Monday, November 27, 2017

Various Miscellany (Part 2)

Some current statistics (11/27/17):

    Source lines of code:  36271
    Dead/removed lines of code: 6559
    Number of configuration parameters: ~1700

The number of configuration variables is a bit misleading, since it includes specific configurations (e.g., to recreate a specific map style).  Still, there are a large number of parameters!

While generating maps on another topic, I noticed that I had some city labels colliding with the city icons, as in this example:
It may be a little hard to see because of the bounding boxes, but the city label "Homlunhan" is overlapping the icon for the city.  More importantly, you may be able to see that the bounding box for the text string (the purple box) is actually too short.

The key to this bug is that only the capital city with the large label has an incorrect bounding box. You can see that the smaller city "Kuhenpen" is fine.  As it turns out, there was a bug in the code that was causing the bounding box for capital cities to be computed with the font size of a smaller city, while the label itself was getting the correct size.  Once that was corrected, all was fine.

I returned recently to the problem of "holes" in the woods.  This happens when there is a large mass of woods and a bare spot in the middle, sometimes from mountains.  Polygons with holes inside of them are always problematic, and this situation created a lot of problems for Dragons Abound.  I had another long airplane flight and fixed most of these problems by carefully constructing the forest areas and letting SVG figure out the holes.  But there's one part I couldn't rely on SVG to calculate for me -- the "bumps" around the edge of the forest.  I create these myself by the process described here.  And it was sometimes the case with forest holes that the bumps faced the wrong way:

In this example, the bumps in the larger hole point inward instead of outward.

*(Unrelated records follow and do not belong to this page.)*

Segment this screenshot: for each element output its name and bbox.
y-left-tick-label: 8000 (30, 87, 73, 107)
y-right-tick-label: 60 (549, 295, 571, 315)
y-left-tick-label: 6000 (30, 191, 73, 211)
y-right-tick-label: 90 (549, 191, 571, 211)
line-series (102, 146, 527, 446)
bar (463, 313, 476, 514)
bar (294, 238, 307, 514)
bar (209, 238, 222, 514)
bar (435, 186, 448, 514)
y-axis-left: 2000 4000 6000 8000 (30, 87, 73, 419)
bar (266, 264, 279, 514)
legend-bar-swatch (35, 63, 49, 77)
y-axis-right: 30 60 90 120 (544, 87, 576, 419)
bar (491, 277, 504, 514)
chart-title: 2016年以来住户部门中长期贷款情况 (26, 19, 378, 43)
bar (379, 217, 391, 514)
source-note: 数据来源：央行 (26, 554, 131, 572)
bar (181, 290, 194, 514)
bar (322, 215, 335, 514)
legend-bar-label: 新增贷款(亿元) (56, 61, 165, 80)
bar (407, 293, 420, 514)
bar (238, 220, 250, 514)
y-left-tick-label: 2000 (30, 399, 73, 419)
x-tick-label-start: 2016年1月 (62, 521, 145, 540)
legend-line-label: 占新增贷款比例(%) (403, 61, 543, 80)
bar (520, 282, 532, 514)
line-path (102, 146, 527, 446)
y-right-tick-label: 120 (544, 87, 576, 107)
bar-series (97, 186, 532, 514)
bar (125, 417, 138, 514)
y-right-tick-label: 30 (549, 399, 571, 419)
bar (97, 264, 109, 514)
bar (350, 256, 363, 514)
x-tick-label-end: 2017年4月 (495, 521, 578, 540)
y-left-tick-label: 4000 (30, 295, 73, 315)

When I construct the outlines of the forest, I construct the path so that it runs clockwise. But that doesn't tell me which side of the path the forest is on, so the bumps sometimes go the wrong way. What I need to do is construct the path so that the forest is always on the left (or right) side as you go around the path clockwise (or counter-clockwise).  Then my bump can consistently go away from the forest mass.

But how do you tell if a point is on the left side or the right side of a line?
Is C on the left side or the right side of the line AB?  First of all, it depends on whether the line starts at A and ends at B, or starts at B and ends at A.  But let's say the line runs from A to B.  How do we know C is on the "left" side.

You might consider doing something like determining the angle between AC and AB, and seeing whether the angle is positive or negative:
But it turns out there's an easier solution.  You can use the cross product of the two vectors:

function isLeft(a, b, c) {
     return ((b.X - a.X)*(c.Y - a.Y) > (b.Y - a.Y)*(c.X - a.X));
This is positive when C is on one side of the line, and negative when it is on the other.  (Which is which depends upon your coordinate system.)

I can use this to make sure that I always construct the paths around the edges of my forest so that the forest is to the left of the path.  And then my bumps always go the right way:

When Dragons Abound creates a map, it randomly selects a font from a list of suitable fonts.  (The suitable fonts for a fantasy map are not the same as for a handwritten map.)  One persistent problem with this has been that the fonts seemed to display at different sizes.  Some fonts would be very big on the map while others would be tiny, even when I tried to display the at the same size.  Here are a variety of fonts displayed at "20px" size:
As you can see, there's a considerably difference in both height and width across the fonts.  My expectation when I set the size of the font to '20px' is that would result in the same height or the same width across the fonts.  (Because the aspect ratios are different between the fonts, the height and width can't both be the same.)  But in fact neither the height nor the width was the same.

This is pretty puzzling to me -- What does it mean to set the size of a font to "20 pixels" if that isn't the same across the different fonts?  I posted a question about this to Stackoverflow, and also to Reddit.  The answer is complicated but the TL;DR is that font sizes don't mean anything that's particularly useful.  They can be completely different from one font to the next.  This seems like madness to me, but there you go.  I've dealt with other maddening "features" in creating  Dragons Abound; I guess I'll deal with this.

My solution is to measure a sample text when I load up a font and then calculate a scaling factor to correct the font sizing.  By calculating a scaling factor for every font I use, I can make them appear to be relatively the same size.  I can't make both width and height the same.  Since the length of text is more important on the map than the height, I've chosen to make them all roughly the same length.

What should I use as a sample text?  Initially I used "ABCD...Zabcd...z".  But that's not really a good choice, because in English text, all the letters don't appear equally often.  For example, the letter 'E' appears about a hundred times more often than the letter 'Z'.  So if I want typical text to be close to the same length, I should care more about 'E' than about 'Z'.  To do that, I constructed a long text string that provides more copies of frequent letter than infrequent letters:
That may look a little silly, but it produces a better scaling factor than ABCD...  Here's the same font display with scaling to make the font height equal:
As expected, the sample text is still somewhat different lengths, but you can see that it is much closer now than without any scaling.  It's too bad CSS doesn't provide this capability, but this solution isn't too painful and gets close enough for my needs.